Death defying life leap time.
I have some ideas of what I want to do. I want to stay in the space industry. I love what I do. But then I have to toss in the questions. Do I want to stay in Denver? Do I want to be a big system person or a detail person? Do I want to focus on one system or a vehicle? Do I want to even work on the vehicle? These are just the tip of the iceberg.
The most important one and the scariest one for me: will I always be an engineer? I worked for years to become an engineer. I am getting my masters in engineering. Engineering is no walk in the park. I also chose to always take the routes that would challenge me. Am I OK with giving up a part of who I am?
At this point I know a few things: I need to work with people, I am an integration person, and I may not always do hard core engineering, but I will always be an engineer. That is a stain you can never rub off.
The leaps of faith I will be taking in the next few years will define my trajectory. I used to say that I was going to figure everything out once I finished my masters but it is sounding like I may need to make choices faster than that. Right now it just may be small leaps of faith. Leaps that I am going in the right direction. If I had to answer now what I wanted to do when I grow up, I could tell you. It may change though. I haven't seen enough. I don't know enough. This is where the faith comes into play.

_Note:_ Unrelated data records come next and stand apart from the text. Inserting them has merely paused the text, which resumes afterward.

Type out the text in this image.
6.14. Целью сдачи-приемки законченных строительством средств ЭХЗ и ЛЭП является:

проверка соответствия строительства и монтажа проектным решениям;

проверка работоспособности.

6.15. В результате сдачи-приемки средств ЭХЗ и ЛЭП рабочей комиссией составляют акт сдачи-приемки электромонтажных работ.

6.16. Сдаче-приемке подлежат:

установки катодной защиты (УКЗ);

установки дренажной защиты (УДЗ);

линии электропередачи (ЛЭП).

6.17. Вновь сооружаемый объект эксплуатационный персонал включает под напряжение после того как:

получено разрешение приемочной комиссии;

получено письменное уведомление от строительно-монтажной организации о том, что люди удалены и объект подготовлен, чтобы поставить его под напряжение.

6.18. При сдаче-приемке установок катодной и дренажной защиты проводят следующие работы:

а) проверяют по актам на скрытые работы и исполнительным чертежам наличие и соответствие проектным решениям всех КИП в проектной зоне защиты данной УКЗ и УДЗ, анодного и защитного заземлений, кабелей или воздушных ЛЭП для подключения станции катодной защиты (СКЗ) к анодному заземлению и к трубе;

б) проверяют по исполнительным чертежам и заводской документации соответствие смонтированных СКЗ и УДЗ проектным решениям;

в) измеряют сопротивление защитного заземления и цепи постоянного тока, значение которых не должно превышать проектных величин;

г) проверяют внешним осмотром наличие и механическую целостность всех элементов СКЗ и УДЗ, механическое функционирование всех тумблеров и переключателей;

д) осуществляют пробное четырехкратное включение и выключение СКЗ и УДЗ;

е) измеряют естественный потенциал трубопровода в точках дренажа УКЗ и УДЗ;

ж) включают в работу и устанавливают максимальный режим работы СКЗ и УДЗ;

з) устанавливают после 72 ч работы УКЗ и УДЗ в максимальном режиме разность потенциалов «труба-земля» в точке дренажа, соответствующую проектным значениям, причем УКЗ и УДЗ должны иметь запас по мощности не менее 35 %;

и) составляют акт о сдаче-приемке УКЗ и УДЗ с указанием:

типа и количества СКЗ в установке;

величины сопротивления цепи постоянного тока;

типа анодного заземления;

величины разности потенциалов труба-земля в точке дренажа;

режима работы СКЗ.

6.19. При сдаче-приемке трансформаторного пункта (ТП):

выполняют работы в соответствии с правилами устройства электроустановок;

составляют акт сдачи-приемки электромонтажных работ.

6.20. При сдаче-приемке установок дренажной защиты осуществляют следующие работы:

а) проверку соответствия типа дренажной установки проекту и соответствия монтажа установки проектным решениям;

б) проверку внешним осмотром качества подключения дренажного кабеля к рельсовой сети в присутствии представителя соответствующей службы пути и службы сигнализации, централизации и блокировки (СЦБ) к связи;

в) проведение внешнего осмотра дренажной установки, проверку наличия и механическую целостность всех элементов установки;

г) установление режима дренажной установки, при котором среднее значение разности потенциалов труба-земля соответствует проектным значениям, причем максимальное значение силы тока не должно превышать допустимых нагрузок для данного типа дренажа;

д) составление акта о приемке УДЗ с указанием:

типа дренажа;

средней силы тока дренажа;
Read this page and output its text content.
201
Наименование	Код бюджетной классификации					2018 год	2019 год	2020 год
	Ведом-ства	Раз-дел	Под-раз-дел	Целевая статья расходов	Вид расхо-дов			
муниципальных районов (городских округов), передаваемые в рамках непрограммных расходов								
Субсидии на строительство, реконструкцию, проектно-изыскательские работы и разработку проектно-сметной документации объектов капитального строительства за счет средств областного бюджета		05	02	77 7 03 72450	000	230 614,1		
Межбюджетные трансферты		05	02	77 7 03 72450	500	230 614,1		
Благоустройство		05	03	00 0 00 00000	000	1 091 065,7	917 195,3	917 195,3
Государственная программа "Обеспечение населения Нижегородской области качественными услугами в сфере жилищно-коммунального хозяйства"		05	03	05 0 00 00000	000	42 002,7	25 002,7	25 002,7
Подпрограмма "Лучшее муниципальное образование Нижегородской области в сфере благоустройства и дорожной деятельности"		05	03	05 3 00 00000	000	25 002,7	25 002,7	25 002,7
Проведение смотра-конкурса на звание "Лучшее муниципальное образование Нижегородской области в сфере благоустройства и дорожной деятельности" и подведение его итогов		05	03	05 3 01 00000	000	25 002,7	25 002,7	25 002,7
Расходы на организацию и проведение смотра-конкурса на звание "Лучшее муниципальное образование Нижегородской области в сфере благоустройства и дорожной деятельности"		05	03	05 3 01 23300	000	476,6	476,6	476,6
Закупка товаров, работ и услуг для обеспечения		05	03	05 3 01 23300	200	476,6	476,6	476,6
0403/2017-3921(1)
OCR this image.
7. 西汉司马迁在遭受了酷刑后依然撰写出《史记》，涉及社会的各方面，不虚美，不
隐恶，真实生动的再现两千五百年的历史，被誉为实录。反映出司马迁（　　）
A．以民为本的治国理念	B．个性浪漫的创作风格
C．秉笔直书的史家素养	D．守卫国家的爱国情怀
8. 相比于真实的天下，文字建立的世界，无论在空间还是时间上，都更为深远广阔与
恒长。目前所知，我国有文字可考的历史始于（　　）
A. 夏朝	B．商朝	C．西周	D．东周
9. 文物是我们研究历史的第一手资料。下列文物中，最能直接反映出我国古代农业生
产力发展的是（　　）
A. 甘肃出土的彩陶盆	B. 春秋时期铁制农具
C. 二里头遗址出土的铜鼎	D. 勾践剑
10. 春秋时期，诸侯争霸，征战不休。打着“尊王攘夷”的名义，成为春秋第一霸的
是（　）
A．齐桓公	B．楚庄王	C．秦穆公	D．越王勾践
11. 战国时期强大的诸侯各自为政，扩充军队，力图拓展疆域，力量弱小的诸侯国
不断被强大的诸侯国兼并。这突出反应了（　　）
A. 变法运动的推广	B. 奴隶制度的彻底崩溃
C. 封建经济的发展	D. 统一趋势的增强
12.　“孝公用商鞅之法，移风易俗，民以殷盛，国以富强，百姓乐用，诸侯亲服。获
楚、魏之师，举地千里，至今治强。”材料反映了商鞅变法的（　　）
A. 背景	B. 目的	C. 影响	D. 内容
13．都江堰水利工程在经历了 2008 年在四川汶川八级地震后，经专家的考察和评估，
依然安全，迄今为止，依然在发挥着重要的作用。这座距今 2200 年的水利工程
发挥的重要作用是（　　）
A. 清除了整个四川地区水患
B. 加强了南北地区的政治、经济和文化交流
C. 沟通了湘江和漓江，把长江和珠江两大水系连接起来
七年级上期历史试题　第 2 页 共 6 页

Have a little faith it will work out and my death defying life leaps will lead to many nights of dancing in the moonlight.
"Death Defying Life Leaps" and "Dancing in the moonlight" phrasing is from Tajar Tales by Jane Shaw Ward. Do you know what a Tajar is? Well, it is something like a tiger, something like a badger, and something like a jaguar. If you should seem him once you'd forget what he looked like. But if you should see him twice you'd forget to forget what he looked like, and that would be quite fatal.